Some years passed and Gusti Nengah, her son, had no idea that the king was not his real father. He enquired of his mother why his father did not treat him as his younger brothers and sisters, and always referred to him as ‘my wound’; for the king never called Gusti Nengah by name. His mother thought it was time to tell her son of his true father, and the circumstance, which brought them both to the palace at Gelgel. Gusti Nengah went to Batuan and bitterly reproached his father for having given up his wife to the king. In vain Gusti Ngurah Lepang tried to calm his son, then he called eighteen hundred men to his puri that night, and gave them white garments.
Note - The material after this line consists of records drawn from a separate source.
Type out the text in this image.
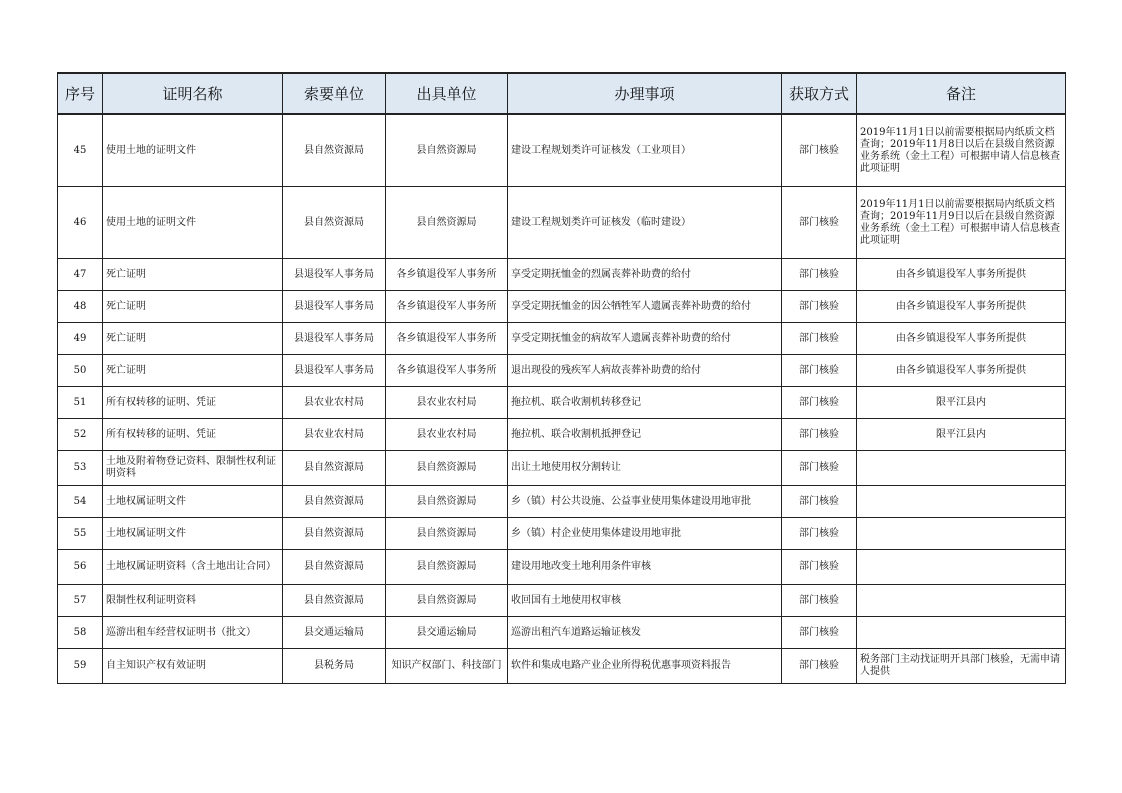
序号	证明名称	索要单位	出具单位	办理事项	获取方式	备注
45	使用土地的证明文件	县自然资源局	县自然资源局	建设工程规划类许可证核发（工业项目）	部门核验	2019年11月1日以前需要根据局内纸质文档查询；2019年11月8日以后在县级自然资源业务系统（金土工程）可根据申请人信息核查此项证明
46	使用土地的证明文件	县自然资源局	县自然资源局	建设工程规划类许可证核发（临时建设）	部门核验	2019年11月1日以前需要根据局内纸质文档查询；2019年11月9日以后在县级自然资源业务系统（金土工程）可根据申请人信息核查此项证明
47	死亡证明	县退役军人事务局	各乡镇退役军人事务所	享受定期抚恤金的烈属丧葬补助费的给付	部门核验	由各乡镇退役军人事务所提供
48	死亡证明	县退役军人事务局	各乡镇退役军人事务所	享受定期抚恤金的因公牺牲军人遗属丧葬补助费的给付	部门核验	由各乡镇退役军人事务所提供
49	死亡证明	县退役军人事务局	各乡镇退役军人事务所	享受定期抚恤金的病故军人遗属丧葬补助费的给付	部门核验	由各乡镇退役军人事务所提供
50	死亡证明	县退役军人事务局	各乡镇退役军人事务所	退出现役的残疾军人病故丧葬补助费的给付	部门核验	由各乡镇退役军人事务所提供
51	所有权转移的证明、凭证	县农业农村局	县农业农村局	拖拉机、联合收割机转移登记	部门核验	限平江县内
52	所有权转移的证明、凭证	县农业农村局	县农业农村局	拖拉机、联合收割机抵押登记	部门核验	限平江县内
53	土地及附着物登记资料、限制性权利证明资料	县自然资源局	县自然资源局	出让土地使用权分割转让	部门核验	
54	土地权属证明文件	县自然资源局	县自然资源局	乡（镇）村公共设施、公益事业使用集体建设用地审批	部门核验	
55	土地权属证明文件	县自然资源局	县自然资源局	乡（镇）村企业使用集体建设用地审批	部门核验	
56	土地权属证明资料（含土地出让合同）	县自然资源局	县自然资源局	建设用地改变土地利用条件审核	部门核验	
57	限制性权利证明资料	县自然资源局	县自然资源局	收回国有土地使用权审核	部门核验	
58	巡游出租车经营权证明书（批文）	县交通运输局	县交通运输局	巡游出租汽车道路运输证核发	部门核验	
59	自主知识产权有效证明	县税务局	知识产权部门、科技部门	软件和集成电路产业企业所得税优惠事项资料报告	部门核验	税务部门主动找证明开具部门核验，无需申请人提供
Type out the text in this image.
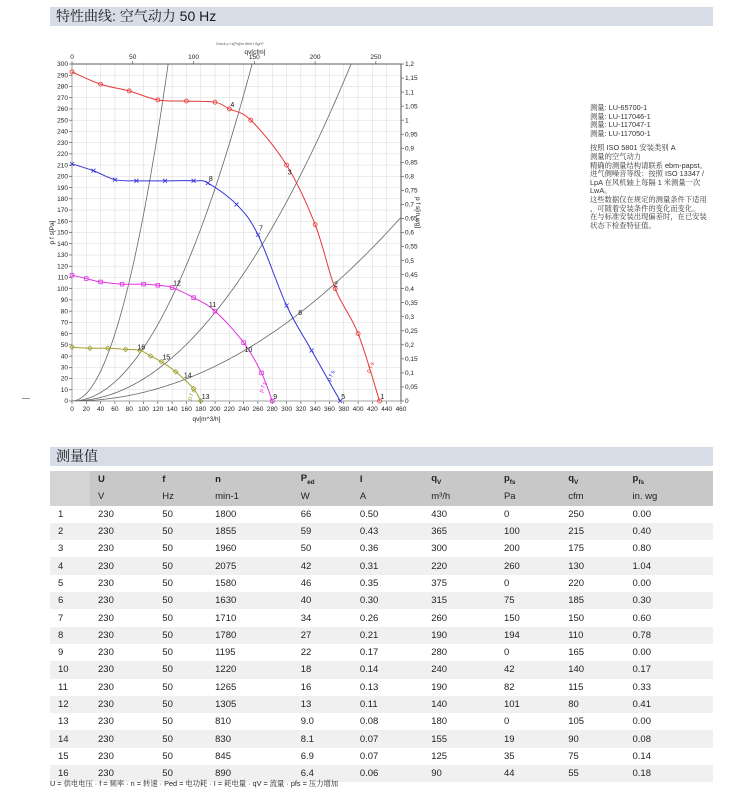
特性曲线: 空气动力 50 Hz
0 20 40 60 80 100 120 140 160 180 200 220 240 260 280 300 320 340 360 380 400 420 440 460
0
10
20
30
40
50
60
70
80
90
100
110
120
130
140
150
160
170
180
190
200
210
220
230
240
250
260
270
280
290
300
0
0,05
0,1
0,15
0,2
0,25
0,3
0,35
0,4
0,45
0,5
0,55
0,6
0,65
0,7
0,75
0,8
0,85
0,9
0,95
1
1,05
1,1
1,15
1,2
0	50	100	150	200	250
qv[cfm]
Druck p f s[Pa]/m Wert f Agrf?
qv[m^3/h]
p f s[Pa]
p f s[in wg]
p f s
p f s
p f s
p f s	1
2
3
4
5
6
7
8
9
10
11
12
13
14
15
16
测量: LU-65700-1
测量: LU-117046-1
测量: LU-117047-1
测量: LU-117050-1
按照 ISO 5801 安装类别 A
测量的空气动力
精确的测量结构请联系 ebm-papst。
进气侧噪音等级：按照 ISO 13347 /
LpA 在风机轴上每隔 1 米测量一次
LwA。
这些数据仅在规定的测量条件下适用
，可随着安装条件的变化而变化。
在与标准安装出现偏差时，在已安装
状态下检查特征值。
测量值
	U	f	n	$P_{ed}$	I	$q_V$	$p_{fs}$	$q_V$	$p_{fs}$
	V	Hz	min-1	W	A	m³/h	Pa	cfm	in. wg
1	230	50	1800	66	0.50	430	0	250	0.00
2	230	50	1855	59	0.43	365	100	215	0.40
3	230	50	1960	50	0.36	300	200	175	0.80
4	230	50	2075	42	0.31	220	260	130	1.04
5	230	50	1580	46	0.35	375	0	220	0.00
6	230	50	1630	40	0.30	315	75	185	0.30
7	230	50	1710	34	0.26	260	150	150	0.60
8	230	50	1780	27	0.21	190	194	110	0.78
9	230	50	1195	22	0.17	280	0	165	0.00
10	230	50	1220	18	0.14	240	42	140	0.17
11	230	50	1265	16	0.13	190	82	115	0.33
12	230	50	1305	13	0.11	140	101	80	0.41
13	230	50	810	9.0	0.08	180	0	105	0.00
14	230	50	830	8.1	0.07	155	19	90	0.08
15	230	50	845	6.9	0.07	125	35	75	0.14
16	230	50	890	6.4	0.06	90	44	55	0.18
U = 供电电压 · f = 频率 · n = 转速 · Ped = 电功耗 · I = 耗电量 · qV = 流量 · pfs = 压力增加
They spent the night at prayer in the temple. At daybreak he assembled his men and proceeded to march on Gelgel. But the king had already been warned, for someone had run all the way to Gelgel, to tell the king. The king summonsed thousands of his men together to protect the puri. The only place he left undefended was the armoury, so Gusti Nengah when he arrived hid all of his men in that place. However it was a trap, for as soon as they were inside; it was set alight, and all the powder kegs ignited; and a deafening explosion was heard. It burned alive those unfortunate men trapped inside. Then the king in a great rage sent his army against Batuan, and exterminated the entire family of Gusti Ngurah Batu Lepang.

After a time, the king got a dreadful disease. His fingers, hands and nose fell off by rotting away slowly. This was seen as divine punishment for all his wicked deeds, for he was responsible for the murder of his patihs; T’Labah, Pande, and Batu Lepang. His brother Dewa Seganing then became King of Gelgel. He was called to heaven without dying, and he left two sons; Batu Renggong and Seganing Putra. Batu Renggong became King of Gelgel. He was a very handsome man, but of a terrifying aspect; for he had a fiery red complexion.